もう間違いなく、母親への強烈なトラウマやらコンプレックスやら前提としてもう大否定に更に大否定を重ねてしまう、いつまで経っても成長しない自分というのは自覚している。
けれども。
この年になると、もう、一人の女として、一人の女としての母親というものを考えてしまうのよ。
女だからこそ女には厳しい目線を向けてしまうという世間一般的なものも大いに自覚しながら、嫌いな女のタイプだなって思ったりするけど。
じゃあ、その血を引いてる私が今こんなことを偉そうに言っておいて、実際同じ立場に立たされたら同じような人生を送るんだろうという想像が容易に出来てしまって。

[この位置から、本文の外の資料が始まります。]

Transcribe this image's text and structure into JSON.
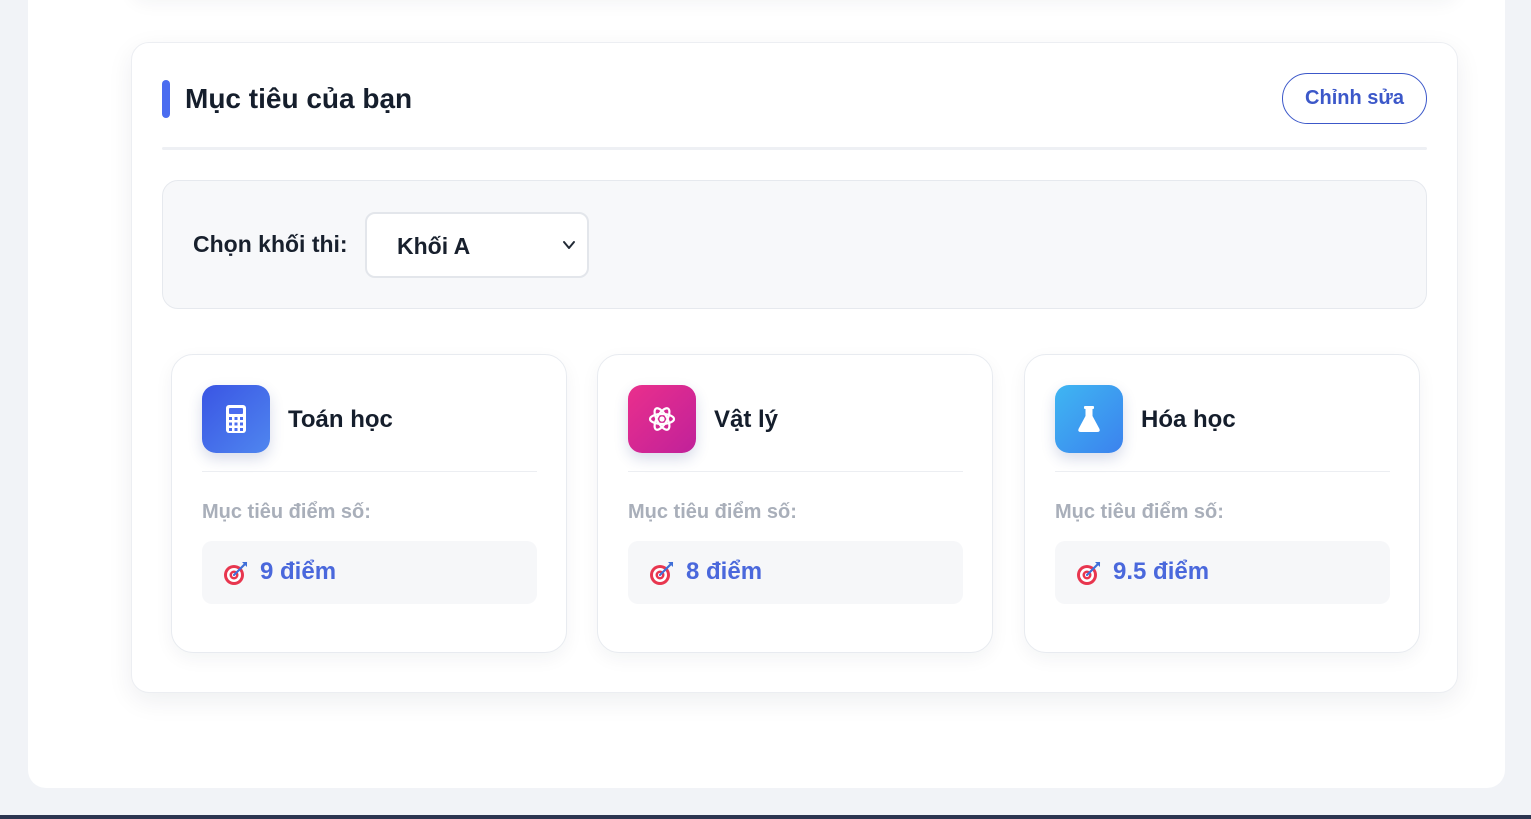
{
  "goals": {
    "title": "Mục tiêu của bạn",
    "edit_label": "Chỉnh sửa",
    "block_selector": {
      "label": "Chọn khối thi:",
      "selected": "Khối A"
    },
    "subjects": [
      {
        "name": "Toán học",
        "icon": "calculator-icon",
        "target_label": "Mục tiêu điểm số:",
        "target_value": "9 điểm"
      },
      {
        "name": "Vật lý",
        "icon": "atom-icon",
        "target_label": "Mục tiêu điểm số:",
        "target_value": "8 điểm"
      },
      {
        "name": "Hóa học",
        "icon": "flask-icon",
        "target_label": "Mục tiêu điểm số:",
        "target_value": "9.5 điểm"
      }
    ]
  },
  "colors": {
    "accent": "#4a6cf0",
    "edit_button": "#3c58c9",
    "target_text": "#4a68dc",
    "math_icon": "#3f63e6",
    "physics_icon": "#e0248f",
    "chemistry_icon": "#3ea2f2"
  }
}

とてもじゃないけど、自分の感情のままに誰かに何かを望んだり期待したり寄りかかったり理由にしたり、それを人に伝えたりするもしくは押し付けたりすることはやっぱり出来ないって思ってしまった。

もし本気でやろうと思ったら、それほどに何か欲しいと思ったら、女として世間一般に許される及び諦められている物全部を、私はもう、覿面に、容赦なく、必要なだけ必要な時に確実に使うだろう。

ありったけの免罪符を用意して。

気持ちが悪い。

本当に気持ちが悪い。

でも、そこまで欲しいものもなかったし、というよりまず欲しいもの作る前に諦めるっていうのが身についてて、そういう部分で自分を騙すことが得意じゃないから、きっとそんなことする前に耐えられなくて死にそうな気もする。
出来ればそっちの方向でお願いしたい。
ネガティブだろうがそっちの方がマシ。
で、可愛くて可愛くてしかたない愛猫が珍しく懐いてきてほのぼの穏やかいい小春日和…とか思ってたのに、そこからこんな思考の渦に行っちゃうあたり、やっぱり真面目にお母さんにはなれないな、って思う。

人には向き不向きというものがあるんだよ。

うん。きっとね。

女とは恐ろしい生き物だ。
そして私も、どんなに抗っても女である。